Supreme Court rules government student loan scheme is disproportionate

Department for Business Innovation and Skills did not consider the impact of immigration-related blanket ban for student loans on young people with strong ties to the UK
A Supreme Court ruling has re-opened the door to university education for hundreds of British-educated teenagers previously unable to obtain student loans under government policy.
The UK's top judges found that rules preventing anyone except UK citizens, or those with indefinite leave (ILR) to remain, from applying for student loans were disproportionate and could not be justified.
Campaigners say the court's ruling will benefit hundreds of young people who have been blocked from taking up university places.
Since 2012, and the implementation of the Education (Student Fees, Award and Support (Amendment) Regulations, young people who have been granted 'discretionary' (DLR) or 'limited' (LLR) leave to remain, have been ineligible for student loans and treated as overseas students by universities, regardless of how long they have resided in the UK. As a result, universities can charge tuition fees several times the current £9,000 maximum.

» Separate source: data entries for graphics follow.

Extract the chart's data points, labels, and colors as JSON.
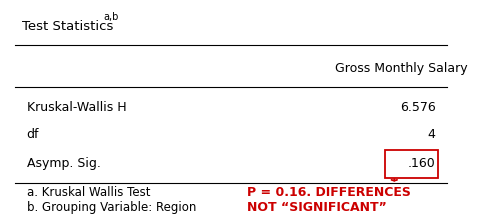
{
  "title": "Test Statistics",
  "title_superscript": "a,b",
  "col_header": "Gross Monthly Salary",
  "rows": [
    {
      "label": "Kruskal-Wallis H",
      "value": "6.576"
    },
    {
      "label": "df",
      "value": "4"
    },
    {
      "label": "Asymp. Sig.",
      "value": ".160"
    }
  ],
  "footnotes": [
    "a. Kruskal Wallis Test",
    "b. Grouping Variable: Region"
  ],
  "annotation_text_line1": "P = 0.16. DIFFERENCES",
  "annotation_text_line2": "NOT “SIGNIFICANT”",
  "annotation_color": "#cc0000",
  "box_color": "#cc0000",
  "bg_color": "#ffffff",
  "text_color": "#000000",
  "font_size": 9,
  "header_font_size": 9,
  "footnote_font_size": 8.5
}
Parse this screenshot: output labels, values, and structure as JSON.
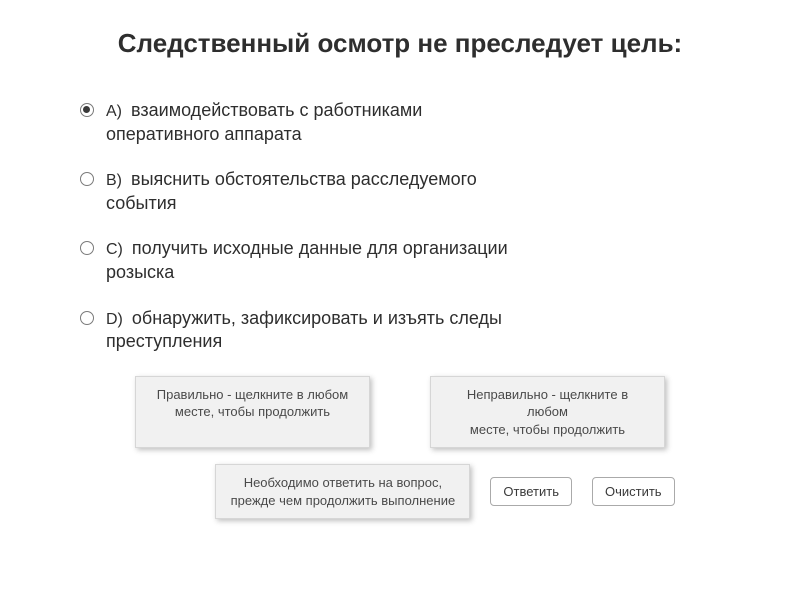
{
  "title": "Следственный осмотр не преследует цель:",
  "options": [
    {
      "lead": "A)",
      "text": "взаимодействовать с работниками оперативного аппарата",
      "selected": true
    },
    {
      "lead": "B)",
      "text": "выяснить обстоятельства расследуемого события",
      "selected": false
    },
    {
      "lead": "C)",
      "text": "получить исходные данные для организации розыска",
      "selected": false
    },
    {
      "lead": "D)",
      "text": "обнаружить, зафиксировать и изъять следы преступления",
      "selected": false
    }
  ],
  "feedback": {
    "correct_line1": "Правильно - щелкните в любом",
    "correct_line2": "месте, чтобы продолжить",
    "incorrect_line1": "Неправильно - щелкните в любом",
    "incorrect_line2": "месте, чтобы продолжить",
    "must_answer_line1": "Необходимо ответить на вопрос,",
    "must_answer_line2": "прежде чем продолжить выполнение"
  },
  "buttons": {
    "submit": "Ответить",
    "clear": "Очистить"
  },
  "colors": {
    "background": "#ffffff",
    "text": "#2e2e2e",
    "panel_bg": "#f1f1f1",
    "panel_border": "#d6d6d6",
    "panel_text": "#4a4a4a",
    "btn_border": "#aaaaaa"
  }
}
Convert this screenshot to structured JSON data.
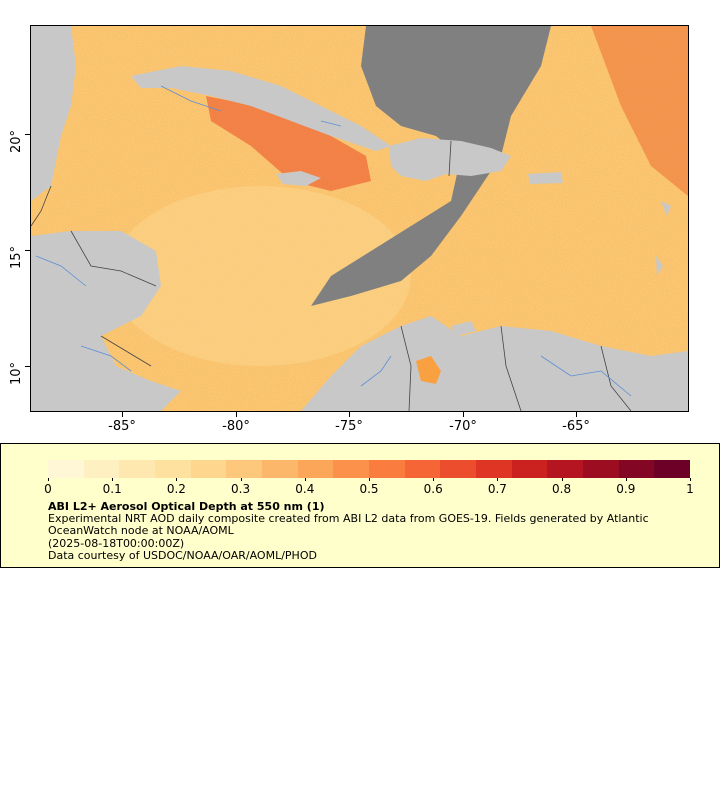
{
  "map": {
    "lat_ticks": [
      "10°",
      "15°",
      "20°"
    ],
    "lon_ticks": [
      "-85°",
      "-80°",
      "-75°",
      "-70°",
      "-65°"
    ],
    "colors": {
      "no_data": "#808080",
      "land": "#c8c8c8",
      "rivers": "#5a8fd6",
      "borders": "#444444",
      "aod_low": "#fff7c0",
      "aod_mid": "#f7a84a",
      "aod_high": "#e0442a"
    }
  },
  "legend": {
    "scale_labels": [
      "0",
      "0.1",
      "0.2",
      "0.3",
      "0.4",
      "0.5",
      "0.6",
      "0.7",
      "0.8",
      "0.9",
      "1"
    ],
    "colorbar_colors": [
      "#fff7d6",
      "#fff0c2",
      "#ffe8b0",
      "#fee09f",
      "#fed68e",
      "#fdc77c",
      "#fdb76a",
      "#fca65a",
      "#fc914c",
      "#fb7c3f",
      "#f56535",
      "#ec4d2c",
      "#de3524",
      "#cb2220",
      "#b51520",
      "#9c0d22",
      "#830624",
      "#6d0026"
    ],
    "title": "ABI L2+ Aerosol Optical Depth at 550 nm (1)",
    "description": "Experimental NRT AOD daily composite created from ABI L2 data from GOES-19. Fields generated by Atlantic OceanWatch node at NOAA/AOML",
    "time": "(2025-08-18T00:00:00Z)",
    "credit": "Data courtesy of USDOC/NOAA/OAR/AOML/PHOD"
  }
}
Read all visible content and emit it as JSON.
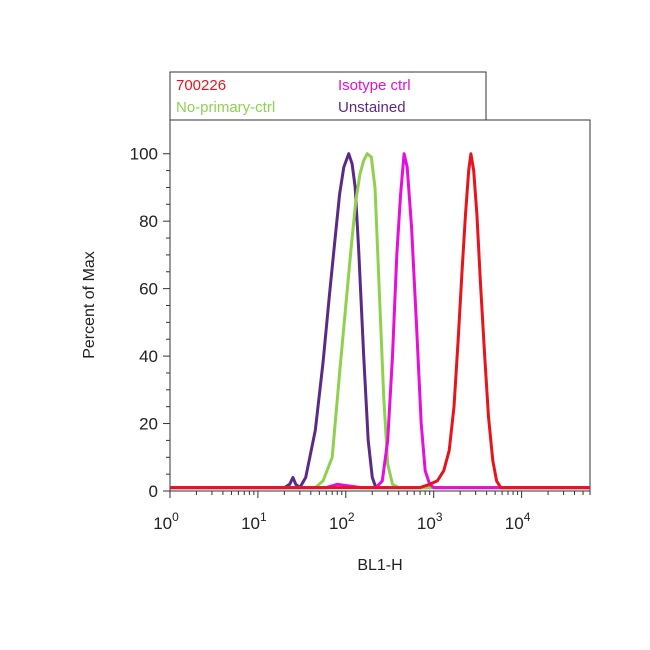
{
  "chart_data": {
    "type": "line",
    "xlabel": "BL1-H",
    "ylabel": "Percent of Max",
    "x_scale": "log",
    "xlim": [
      1,
      60000
    ],
    "ylim": [
      0,
      110
    ],
    "x_ticks": [
      {
        "value": 1,
        "base": "10",
        "exp": "0"
      },
      {
        "value": 10,
        "base": "10",
        "exp": "1"
      },
      {
        "value": 100,
        "base": "10",
        "exp": "2"
      },
      {
        "value": 1000,
        "base": "10",
        "exp": "3"
      },
      {
        "value": 10000,
        "base": "10",
        "exp": "4"
      }
    ],
    "y_ticks": [
      0,
      20,
      40,
      60,
      80,
      100
    ],
    "legend_position": "top",
    "series": [
      {
        "name": "Unstained",
        "color": "#5b2a86",
        "points": [
          [
            1,
            1
          ],
          [
            20,
            1
          ],
          [
            23,
            2
          ],
          [
            25,
            4
          ],
          [
            27,
            2
          ],
          [
            30,
            1
          ],
          [
            35,
            4
          ],
          [
            45,
            18
          ],
          [
            55,
            38
          ],
          [
            65,
            58
          ],
          [
            75,
            74
          ],
          [
            85,
            88
          ],
          [
            95,
            96
          ],
          [
            108,
            100
          ],
          [
            118,
            97
          ],
          [
            128,
            90
          ],
          [
            140,
            72
          ],
          [
            160,
            40
          ],
          [
            180,
            15
          ],
          [
            200,
            4
          ],
          [
            220,
            1
          ],
          [
            300,
            1
          ],
          [
            60000,
            1
          ]
        ]
      },
      {
        "name": "No-primary-ctrl",
        "color": "#8fd14f",
        "points": [
          [
            1,
            1
          ],
          [
            45,
            1
          ],
          [
            55,
            3
          ],
          [
            70,
            10
          ],
          [
            85,
            35
          ],
          [
            100,
            55
          ],
          [
            115,
            72
          ],
          [
            130,
            86
          ],
          [
            145,
            94
          ],
          [
            160,
            98
          ],
          [
            175,
            100
          ],
          [
            195,
            99
          ],
          [
            215,
            90
          ],
          [
            240,
            60
          ],
          [
            270,
            28
          ],
          [
            300,
            8
          ],
          [
            340,
            2
          ],
          [
            400,
            1
          ],
          [
            60000,
            1
          ]
        ]
      },
      {
        "name": "Isotype ctrl",
        "color": "#e60ed8",
        "points": [
          [
            1,
            1
          ],
          [
            60,
            1
          ],
          [
            80,
            2
          ],
          [
            150,
            1
          ],
          [
            220,
            1
          ],
          [
            260,
            3
          ],
          [
            300,
            15
          ],
          [
            340,
            40
          ],
          [
            380,
            70
          ],
          [
            420,
            88
          ],
          [
            460,
            100
          ],
          [
            500,
            96
          ],
          [
            560,
            78
          ],
          [
            640,
            48
          ],
          [
            720,
            20
          ],
          [
            800,
            6
          ],
          [
            900,
            2
          ],
          [
            1000,
            1
          ],
          [
            60000,
            1
          ]
        ]
      },
      {
        "name": "700226",
        "color": "#e8141c",
        "points": [
          [
            1,
            1
          ],
          [
            700,
            1
          ],
          [
            900,
            2
          ],
          [
            1100,
            3
          ],
          [
            1300,
            6
          ],
          [
            1500,
            12
          ],
          [
            1700,
            25
          ],
          [
            1900,
            45
          ],
          [
            2100,
            65
          ],
          [
            2300,
            82
          ],
          [
            2500,
            95
          ],
          [
            2650,
            100
          ],
          [
            2850,
            95
          ],
          [
            3100,
            82
          ],
          [
            3400,
            62
          ],
          [
            3800,
            40
          ],
          [
            4200,
            22
          ],
          [
            4700,
            9
          ],
          [
            5200,
            3
          ],
          [
            5800,
            1
          ],
          [
            60000,
            1
          ]
        ]
      }
    ],
    "legend": [
      {
        "label": "700226",
        "color": "#e8141c"
      },
      {
        "label": "Isotype ctrl",
        "color": "#e60ed8"
      },
      {
        "label": "No-primary-ctrl",
        "color": "#8fd14f"
      },
      {
        "label": "Unstained",
        "color": "#5b2a86"
      }
    ]
  }
}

The case was brought by Beaurish Tigere, a former head girl, who is lawfully resident in the UK. The Zambian-born 20-year-old, who has been in the UK since the age of six, achieved A-level grades of A* A C, and has five unconditional university offers.
The legal charity Just for Kids Law intervened in the case having estimated that between 600 and 1,000 students a year have been affected since the restrictions were introduced in 2012.
The charity provided the court with witness statements from 36 young people it had worked with who have been blocked from attending university because of lack of access to student finance.
Giving the lead judgment, Lady Hale, said: 'The reality is, even though she [T] does not have ILR, her established private life here means that she cannot be removed from the UK unless she commits a serious criminal offence and she will almost inevitably secure ILR in due course. She is just as closely connected and integrated into the UK society as her settled peers.'
Explaining the court's reasoning, the deputy president of the Supreme Court, added: 'These young people will…find it hard to understand why they are allowed access to all the public services, including cash welfare benefits, but are denied access to this one benefit, which is a repayable loan.'
Research from the Department for Business Innovation and Skills (BIS), a respondent in the case showed that male graduates pay £264,000 more in tax during their working lives than non-graduate males; women graduates pay £318,000 more tax than non-graduate women.
Prof Ian Walker from the department of economics at Lancaster University, who gave evidence in the case, stated: 'The implication is that there would be sizeable gains to the exchequer in the long run to extending student loans to this relatively small group'.